Cosa nostra colpita più volte in pochi mesi da diverse operazioni antimafia. La famiglia mafiosa di Marsala lacerata da faide interne, e una guerra di mafia all’orizzonte. Poi sarebbe intervenuto direttamente Matteo Messina Denaro. “Calmi, perchè ho un esercito intero”.
Il fantasma di Castelvetrano sarebbe stato presente, invece, sul territorio. Si spostava con le auto intestate a insospettabili, si affidava ai suoi fedelissimi nel territorio, e faceva da paciere.
E’ quanto emerge nell’ultima operazione dei Ros coordinati dalla procura di Palermo che ha portato in carcere altri tre fiancheggiatori che hanno aiutato direttamente la latitanza del capomafia arrestato il 16 gennaio 2023 e morto otto mesi dopo.
In particolare la decisione di comprare un’auto e spostarsi autonomamente, con la falsa identità di Massimo Gentile, sarebbe scaturita dalla necessità di intervenire direttamente in alcune questioni.
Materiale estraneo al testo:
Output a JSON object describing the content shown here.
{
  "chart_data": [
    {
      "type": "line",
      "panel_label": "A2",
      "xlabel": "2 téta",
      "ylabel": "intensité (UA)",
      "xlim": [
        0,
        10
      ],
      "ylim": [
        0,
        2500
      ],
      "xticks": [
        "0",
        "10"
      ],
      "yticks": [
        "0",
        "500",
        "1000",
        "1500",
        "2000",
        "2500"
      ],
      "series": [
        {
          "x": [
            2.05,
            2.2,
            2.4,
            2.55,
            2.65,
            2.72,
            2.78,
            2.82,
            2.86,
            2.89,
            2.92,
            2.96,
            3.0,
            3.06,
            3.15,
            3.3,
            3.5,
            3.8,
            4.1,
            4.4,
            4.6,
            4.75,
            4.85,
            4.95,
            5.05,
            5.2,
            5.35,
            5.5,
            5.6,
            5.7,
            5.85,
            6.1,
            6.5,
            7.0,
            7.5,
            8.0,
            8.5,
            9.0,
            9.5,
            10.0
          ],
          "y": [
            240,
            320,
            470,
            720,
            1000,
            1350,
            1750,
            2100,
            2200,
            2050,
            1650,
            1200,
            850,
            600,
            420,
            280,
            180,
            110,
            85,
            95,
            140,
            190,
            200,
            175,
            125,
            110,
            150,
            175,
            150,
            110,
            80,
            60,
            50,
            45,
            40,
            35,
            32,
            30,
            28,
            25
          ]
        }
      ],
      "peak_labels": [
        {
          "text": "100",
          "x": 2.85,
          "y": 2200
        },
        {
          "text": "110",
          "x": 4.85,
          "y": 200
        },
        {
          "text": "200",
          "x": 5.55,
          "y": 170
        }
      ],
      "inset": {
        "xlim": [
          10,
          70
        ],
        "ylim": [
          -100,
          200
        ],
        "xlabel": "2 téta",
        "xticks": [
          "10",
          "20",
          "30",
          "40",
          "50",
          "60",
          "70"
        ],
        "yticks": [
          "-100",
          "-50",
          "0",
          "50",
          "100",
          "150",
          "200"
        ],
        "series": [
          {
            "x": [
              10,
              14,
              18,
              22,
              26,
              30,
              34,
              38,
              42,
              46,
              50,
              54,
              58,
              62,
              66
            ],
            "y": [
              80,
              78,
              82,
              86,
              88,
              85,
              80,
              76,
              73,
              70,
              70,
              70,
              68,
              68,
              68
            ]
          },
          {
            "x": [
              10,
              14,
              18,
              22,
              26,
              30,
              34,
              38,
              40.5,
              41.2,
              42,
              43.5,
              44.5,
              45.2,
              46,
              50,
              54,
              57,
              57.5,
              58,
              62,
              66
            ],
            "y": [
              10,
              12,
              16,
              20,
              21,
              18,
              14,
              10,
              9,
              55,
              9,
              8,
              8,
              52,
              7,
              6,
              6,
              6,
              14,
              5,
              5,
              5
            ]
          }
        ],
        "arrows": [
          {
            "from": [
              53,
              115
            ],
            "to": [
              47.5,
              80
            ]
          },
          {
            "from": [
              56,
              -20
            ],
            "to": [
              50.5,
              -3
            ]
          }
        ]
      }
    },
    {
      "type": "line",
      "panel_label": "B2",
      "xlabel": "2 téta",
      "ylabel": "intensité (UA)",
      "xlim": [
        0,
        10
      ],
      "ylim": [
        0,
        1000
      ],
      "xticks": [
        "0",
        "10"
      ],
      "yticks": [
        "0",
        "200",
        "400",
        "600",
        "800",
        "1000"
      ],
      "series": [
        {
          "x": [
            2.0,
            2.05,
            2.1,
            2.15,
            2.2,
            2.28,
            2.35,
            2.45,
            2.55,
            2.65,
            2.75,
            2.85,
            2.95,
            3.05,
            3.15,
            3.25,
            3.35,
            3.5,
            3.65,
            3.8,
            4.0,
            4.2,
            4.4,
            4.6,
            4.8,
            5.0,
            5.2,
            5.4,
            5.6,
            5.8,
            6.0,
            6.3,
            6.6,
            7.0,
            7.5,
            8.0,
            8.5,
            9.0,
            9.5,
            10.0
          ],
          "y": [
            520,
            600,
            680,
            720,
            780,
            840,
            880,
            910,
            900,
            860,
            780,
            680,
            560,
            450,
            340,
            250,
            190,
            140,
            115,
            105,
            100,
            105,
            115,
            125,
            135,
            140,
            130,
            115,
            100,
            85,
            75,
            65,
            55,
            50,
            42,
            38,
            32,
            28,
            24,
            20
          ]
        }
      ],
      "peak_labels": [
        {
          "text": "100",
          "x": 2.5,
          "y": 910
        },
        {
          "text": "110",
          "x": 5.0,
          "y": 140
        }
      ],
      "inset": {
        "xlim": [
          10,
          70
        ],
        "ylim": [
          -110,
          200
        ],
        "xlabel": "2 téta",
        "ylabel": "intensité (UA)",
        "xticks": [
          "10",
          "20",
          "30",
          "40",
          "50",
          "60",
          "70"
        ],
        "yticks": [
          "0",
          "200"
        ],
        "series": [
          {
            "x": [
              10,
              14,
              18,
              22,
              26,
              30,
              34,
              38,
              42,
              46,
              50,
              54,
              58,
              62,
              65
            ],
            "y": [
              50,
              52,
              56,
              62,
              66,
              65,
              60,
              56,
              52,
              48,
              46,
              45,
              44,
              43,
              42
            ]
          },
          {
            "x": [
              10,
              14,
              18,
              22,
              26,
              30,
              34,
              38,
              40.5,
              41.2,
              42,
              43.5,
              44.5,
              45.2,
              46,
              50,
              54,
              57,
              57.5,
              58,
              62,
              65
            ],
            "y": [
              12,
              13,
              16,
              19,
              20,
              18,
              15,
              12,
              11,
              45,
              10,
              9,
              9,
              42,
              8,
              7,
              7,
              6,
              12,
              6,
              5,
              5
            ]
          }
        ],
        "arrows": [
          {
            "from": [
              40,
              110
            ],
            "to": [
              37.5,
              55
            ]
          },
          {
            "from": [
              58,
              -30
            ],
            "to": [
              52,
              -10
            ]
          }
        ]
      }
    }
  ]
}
“Proprio nel periodo nel quale decideva di acquistare la vettura, novembre 2014, e di fare ricorso all'identità di Gentile Massimo, Messina Denaro Matteo gestiva l'intera associazione mafiosa "sul campo", affrontando un momento di grande fibrillazione, proprio perché Cosa nostra trapanese in quei mesi era stata praticamente decimata da una ondata di arresti, tra i quali - per importanza - certamente quelli del dicembre 2013 che avevano coinvolto anche la sorella del latitante. Patrizia, ed il nipote prediletto Guttadauro Francesco, oltre a cugini e altri familiari a lui strettamente legati”. E’ quanto scrive il Gip Alfredo Montalto nell’ordinanza di arresto di Massimo Gentile, Cosimo Leone e Leonardo Gulotta.
Matteo Messina Denaro “nonostante gli arresti di familiari stretti teneva in piedi un selezionatissimo gruppetto di uomini d’onore per continuare ad esercitare attraverso il loro prezioso contributo lo scambio di pizzini, il ruolo di assoluto vertice di Cosa nostra. Uomini d’onore che saranno arrestati il 5 agosto del 2015”. Il riferimento è a quanto scoperto nell’operazione Ermes, che ha smantellato la rete di postini di Matteo Messina Denaro.
Qualche tempo dopo c’è l’operazione Visir che disarticola la famiglia mafiosa di Marsala, fa luce sulle faide interne che rischiavano di portare ad una guerra di mafia nel 2014. Messina Denaro non aveva alcun interesse ad alzare l’attenzione, ma bisognava tenere il silenzio, non fare rumore. E sarebbe intervenuto direttamente nel dirimere alcune questioni evitando, così, una nuova guerra di mafia a Marsala, 20 anni dopo aver partecipato, lui stesso, alla guerra di mafia della città lilibetana nella quale il suo gruppo di fuoco sterminò gli oppositori dei corleonesi.
Nell’inchiesta Visir sono stati ricostruiti i passaggi di quei dissidi, e il ruolo che ebbe Messina Denaro. C’è Nicolò Sfraga, condannato in via definitiva per mafia, che viene intercettato dai carabinieri. Ad altri indagati racconta di un summit in cui sarebbe stato presente Matteo Messina Denaro. Dal boss di Castelvetrano sarebbe arrivato l’ordine di non sparare, di stare calmi. La riunione si era tenuta a fine 2014. “C’erano tutti, salemitani, c’erano tutti! C’era una stanza piena, un pagghiaro pieno”, racconta Sfraga. E poi dice che proprio Matteo Messina Denaro aveva dato l’ordine di tenere tutto in silenzio “perchè c’è un esercito intero”. Il boss avrebbe fatto capire che avrebbe avuto a disposizione un esercito di fuoco pronto a intervenire. Bisognava insomma evitare di fare rumore, anche perchè si era in un momento storico molto critico per le famiglie mafiose della provincia di Trapani. A cominciare proprio dai Messina Denaro, colpiti pochi mesi prima dagli arresti dei nipoti e della sorella del boss, oltre che di altri suoi fedelissimi.
Un boss che si trovava “in zona”, a fare una vita tranquilla, che non voleva venisse disturbata.